Le sujet de l’énergie en général et du nucléaire en particulier peut être considéré dans un cadre plus général de la place des sciences, des techniques dans une "société" dont les contours sont difficiles à définir. L’énergie nucléaire a une histoire assez récente mais avec des accidents majeurs aux conséquences mondiales comme Tchernobyl et Fukushima. La politique énergétique peut être présentée comme strictement nationale mais le changement climatique est en grande partie dû à la consommation de pétrole, gaz, charbon, bois... Les risques d’accidents dans des centrales nucléaires ne concernent pas seulement les pays où sont situées les centrales. L’énergie nucléaire n’est pas renouvelable et utilise des ressources minières qui ne sont pas inépuisables. La France a gardé des liens avec d’anciennes colonies pour des approvisionnements en uranium. Si tant est que le nucléaire soit une solution pour fournir de l’énergie électrique sur un plan national il semble très important d’avoir une vision politique globale tant sur les sources d’énergie que sur les conséquences de la production d’électricité et sur les conséquences de la production et la consommation des énergies.

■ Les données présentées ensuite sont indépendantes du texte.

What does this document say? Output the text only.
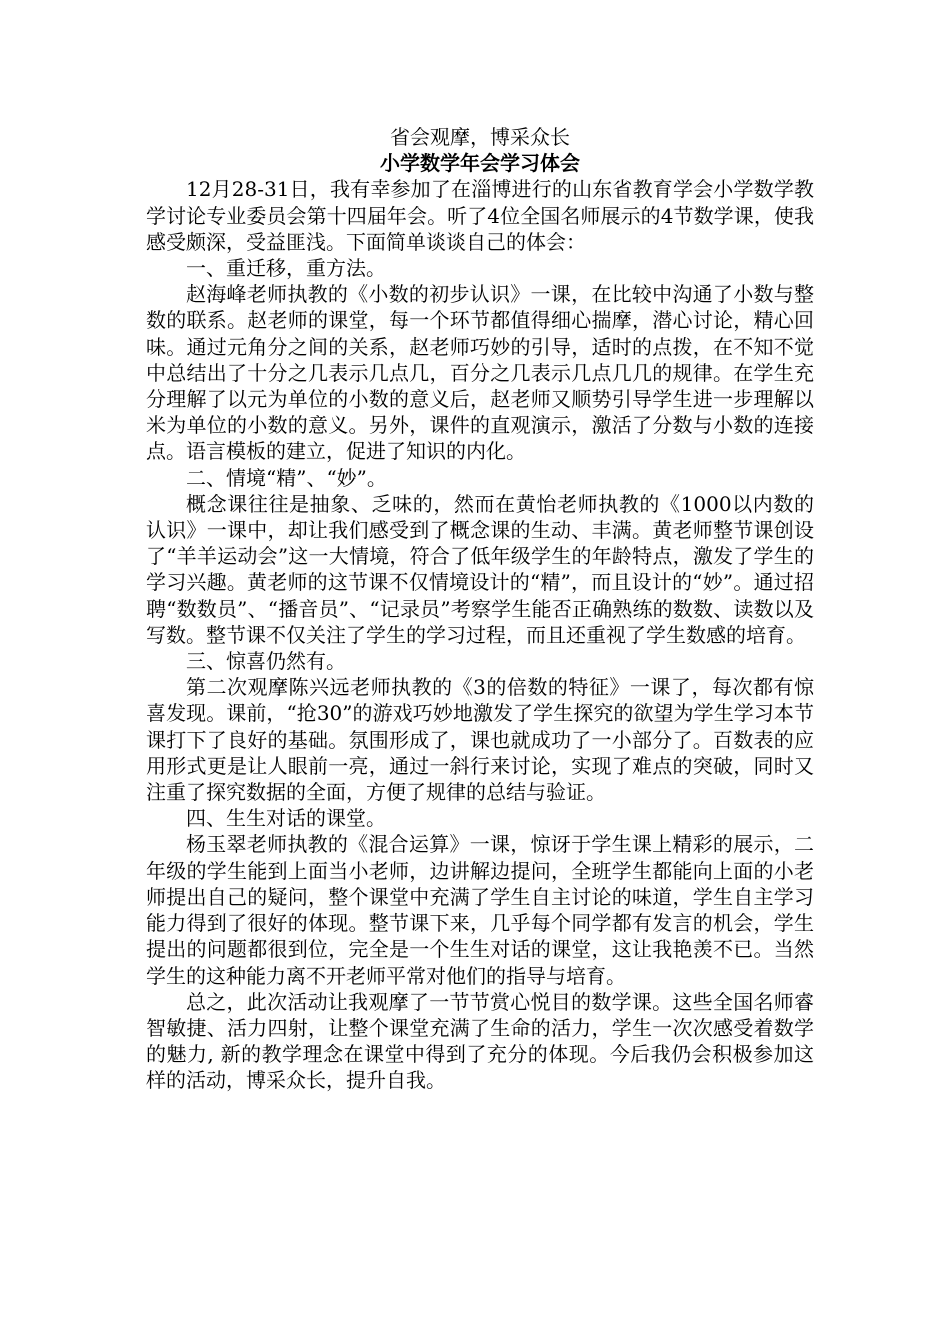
省会观摩，博采众长

小学数学年会学习体会

12月28-31日，我有幸参加了在淄博进行的山东省教育学会小学数学教学讨论专业委员会第十四届年会。听了4位全国名师展示的4节数学课，使我感受颇深，受益匪浅。下面简单谈谈自己的体会：

一、重迁移，重方法。

赵海峰老师执教的《小数的初步认识》一课，在比较中沟通了小数与整数的联系。赵老师的课堂，每一个环节都值得细心揣摩，潜心讨论，精心回味。通过元角分之间的关系，赵老师巧妙的引导，适时的点拨，在不知不觉中总结出了十分之几表示几点几，百分之几表示几点几几的规律。在学生充分理解了以元为单位的小数的意义后，赵老师又顺势引导学生进一步理解以米为单位的小数的意义。另外，课件的直观演示，激活了分数与小数的连接点。语言模板的建立，促进了知识的内化。

二、情境“精”、“妙”。

概念课往往是抽象、乏味的，然而在黄怡老师执教的《1000以内数的认识》一课中，却让我们感受到了概念课的生动、丰满。黄老师整节课创设了“羊羊运动会”这一大情境，符合了低年级学生的年龄特点，激发了学生的学习兴趣。黄老师的这节课不仅情境设计的“精”，而且设计的“妙”。通过招聘“数数员”、“播音员”、“记录员”考察学生能否正确熟练的数数、读数以及写数。整节课不仅关注了学生的学习过程，而且还重视了学生数感的培育。

三、惊喜仍然有。

第二次观摩陈兴远老师执教的《3的倍数的特征》一课了，每次都有惊喜发现。课前，“抢30”的游戏巧妙地激发了学生探究的欲望为学生学习本节课打下了良好的基础。氛围形成了，课也就成功了一小部分了。百数表的应用形式更是让人眼前一亮，通过一斜行来讨论，实现了难点的突破，同时又注重了探究数据的全面，方便了规律的总结与验证。

四、生生对话的课堂。

杨玉翠老师执教的《混合运算》一课，惊讶于学生课上精彩的展示，二年级的学生能到上面当小老师，边讲解边提问，全班学生都能向上面的小老师提出自己的疑问，整个课堂中充满了学生自主讨论的味道，学生自主学习能力得到了很好的体现。整节课下来，几乎每个同学都有发言的机会，学生提出的问题都很到位，完全是一个生生对话的课堂，这让我艳羡不已。当然学生的这种能力离不开老师平常对他们的指导与培育。

总之，此次活动让我观摩了一节节赏心悦目的数学课。这些全国名师睿智敏捷、活力四射，让整个课堂充满了生命的活力，学生一次次感受着数学的魅力, 新的教学理念在课堂中得到了充分的体现。今后我仍会积极参加这样的活动，博采众长，提升自我。
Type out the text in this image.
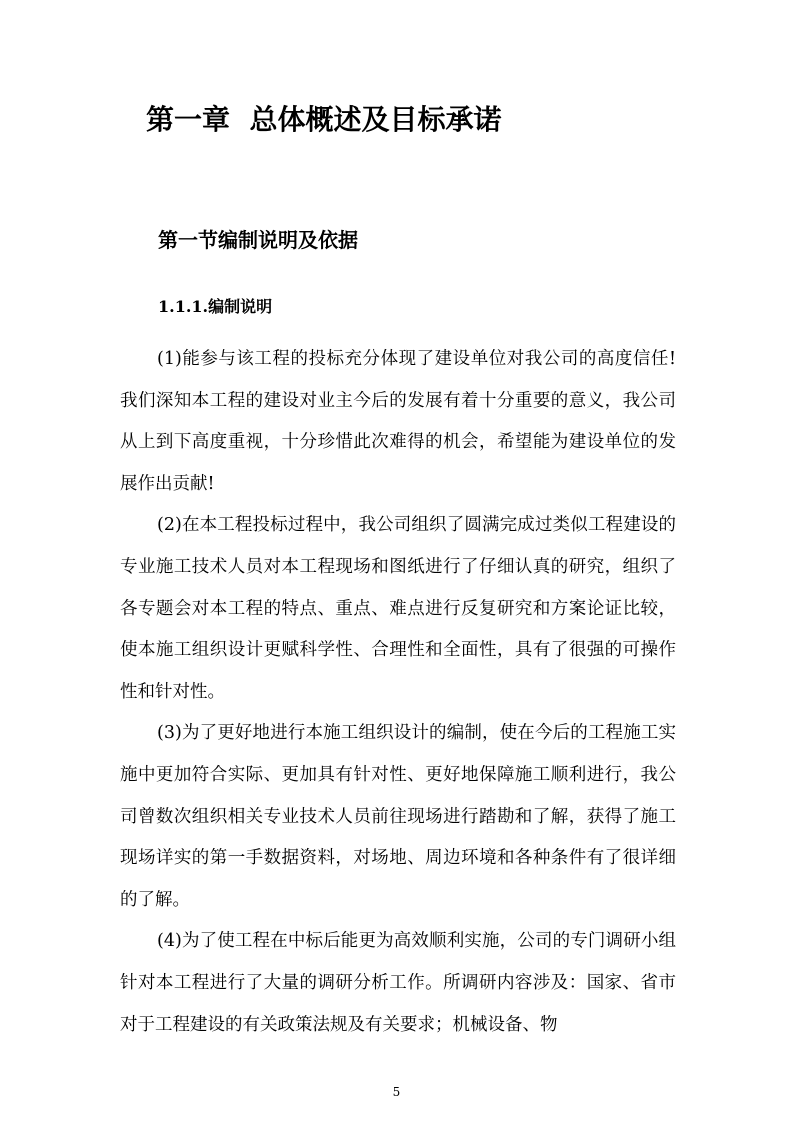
第一章  总体概述及目标承诺
第一节编制说明及依据
1.1.1.编制说明

(1)能参与该工程的投标充分体现了建设单位对我公司的高度信任!我们深知本工程的建设对业主今后的发展有着十分重要的意义，我公司从上到下高度重视，十分珍惜此次难得的机会，希望能为建设单位的发展作出贡献!

(2)在本工程投标过程中，我公司组织了圆满完成过类似工程建设的专业施工技术人员对本工程现场和图纸进行了仔细认真的研究，组织了各专题会对本工程的特点、重点、难点进行反复研究和方案论证比较，使本施工组织设计更赋科学性、合理性和全面性，具有了很强的可操作性和针对性。

(3)为了更好地进行本施工组织设计的编制，使在今后的工程施工实施中更加符合实际、更加具有针对性、更好地保障施工顺利进行，我公司曾数次组织相关专业技术人员前往现场进行踏勘和了解，获得了施工现场详实的第一手数据资料，对场地、周边环境和各种条件有了很详细的了解。

(4)为了使工程在中标后能更为高效顺利实施，公司的专门调研小组针对本工程进行了大量的调研分析工作。所调研内容涉及：国家、省市对于工程建设的有关政策法规及有关要求；机械设备、物

5
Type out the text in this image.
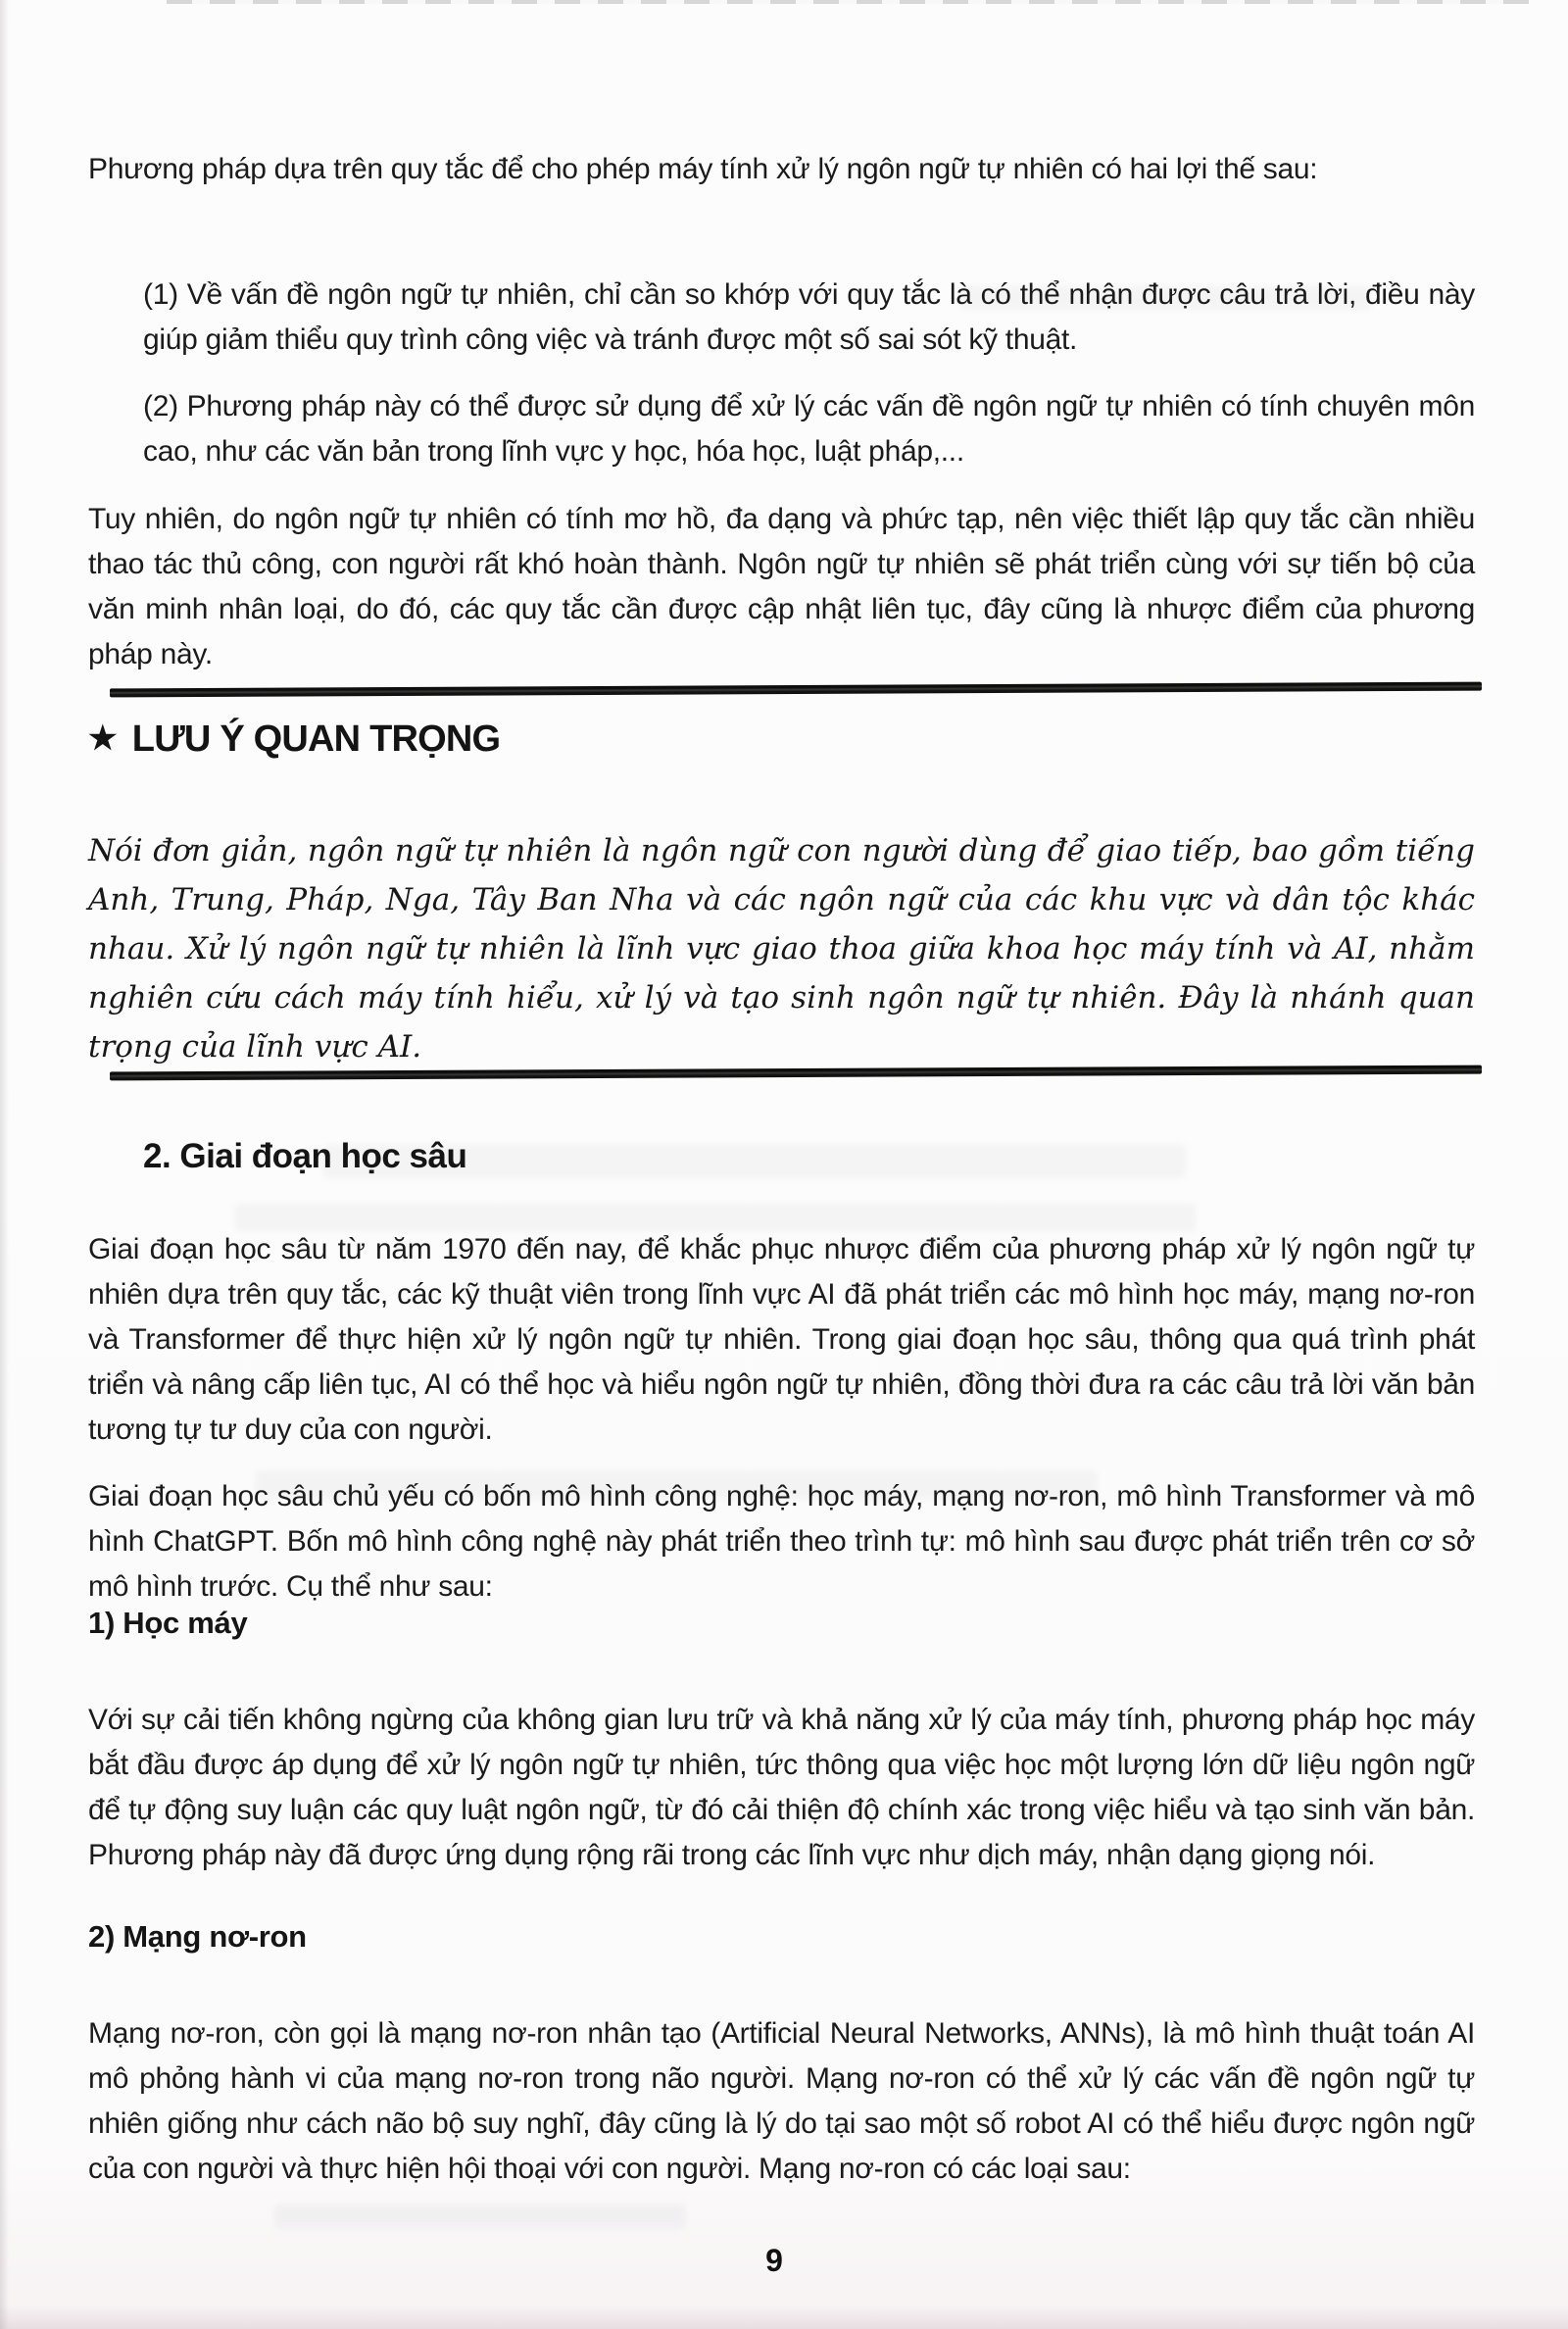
Phương pháp dựa trên quy tắc để cho phép máy tính xử lý ngôn ngữ tự nhiên có hai lợi thế sau:

(1) Về vấn đề ngôn ngữ tự nhiên, chỉ cần so khớp với quy tắc là có thể nhận được câu trả lời, điều này giúp giảm thiểu quy trình công việc và tránh được một số sai sót kỹ thuật.

(2) Phương pháp này có thể được sử dụng để xử lý các vấn đề ngôn ngữ tự nhiên có tính chuyên môn cao, như các văn bản trong lĩnh vực y học, hóa học, luật pháp,...

Tuy nhiên, do ngôn ngữ tự nhiên có tính mơ hồ, đa dạng và phức tạp, nên việc thiết lập quy tắc cần nhiều thao tác thủ công, con người rất khó hoàn thành. Ngôn ngữ tự nhiên sẽ phát triển cùng với sự tiến bộ của văn minh nhân loại, do đó, các quy tắc cần được cập nhật liên tục, đây cũng là nhược điểm của phương pháp này.

★ LƯU Ý QUAN TRỌNG

Nói đơn giản, ngôn ngữ tự nhiên là ngôn ngữ con người dùng để giao tiếp, bao gồm tiếng Anh, Trung, Pháp, Nga, Tây Ban Nha và các ngôn ngữ của các khu vực và dân tộc khác nhau. Xử lý ngôn ngữ tự nhiên là lĩnh vực giao thoa giữa khoa học máy tính và AI, nhằm nghiên cứu cách máy tính hiểu, xử lý và tạo sinh ngôn ngữ tự nhiên. Đây là nhánh quan trọng của lĩnh vực AI.

2. Giai đoạn học sâu

Giai đoạn học sâu từ năm 1970 đến nay, để khắc phục nhược điểm của phương pháp xử lý ngôn ngữ tự nhiên dựa trên quy tắc, các kỹ thuật viên trong lĩnh vực AI đã phát triển các mô hình học máy, mạng nơ-ron và Transformer để thực hiện xử lý ngôn ngữ tự nhiên. Trong giai đoạn học sâu, thông qua quá trình phát triển và nâng cấp liên tục, AI có thể học và hiểu ngôn ngữ tự nhiên, đồng thời đưa ra các câu trả lời văn bản tương tự tư duy của con người.

Giai đoạn học sâu chủ yếu có bốn mô hình công nghệ: học máy, mạng nơ-ron, mô hình Transformer và mô hình ChatGPT. Bốn mô hình công nghệ này phát triển theo trình tự: mô hình sau được phát triển trên cơ sở mô hình trước. Cụ thể như sau:

1) Học máy

Với sự cải tiến không ngừng của không gian lưu trữ và khả năng xử lý của máy tính, phương pháp học máy bắt đầu được áp dụng để xử lý ngôn ngữ tự nhiên, tức thông qua việc học một lượng lớn dữ liệu ngôn ngữ để tự động suy luận các quy luật ngôn ngữ, từ đó cải thiện độ chính xác trong việc hiểu và tạo sinh văn bản. Phương pháp này đã được ứng dụng rộng rãi trong các lĩnh vực như dịch máy, nhận dạng giọng nói.

2) Mạng nơ-ron

Mạng nơ-ron, còn gọi là mạng nơ-ron nhân tạo (Artificial Neural Networks, ANNs), là mô hình thuật toán AI mô phỏng hành vi của mạng nơ-ron trong não người. Mạng nơ-ron có thể xử lý các vấn đề ngôn ngữ tự nhiên giống như cách não bộ suy nghĩ, đây cũng là lý do tại sao một số robot AI có thể hiểu được ngôn ngữ của con người và thực hiện hội thoại với con người. Mạng nơ-ron có các loại sau:

9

La production d’électricité avec le nucléaire a été liée à la production d’armes atomiques suite à la seconde guerre mondiale, ce que l’on a nommé la dissuasion. Cette production d’énergie a nécessité un fort développement des sciences et des techniques. Le début de la production d’électricité à partir de l’énergie nucléaire est maintenant un peu ancien, une époque où les sciences et les techniques semblaient fortement liés au pouvoir politique. Le pouvoir politique français semble de plus en plus éloigné des questions scientifiques et techniques. La montée des Instituts d’Études Politiques et de l’École Nationale d’Administration a contribué à la formation d’une classe politique éloignée des questions scientifiques et techniques.

La relance voulue de l’énergie nucléaire semble adaptée à l’aspect jupitérien de la cinquième République, c’est-à-dire une conception très verticale, des choix fondamentaux issues d’une élite politique en s’appuyant sur des experts avec une absence de concertation démocratique.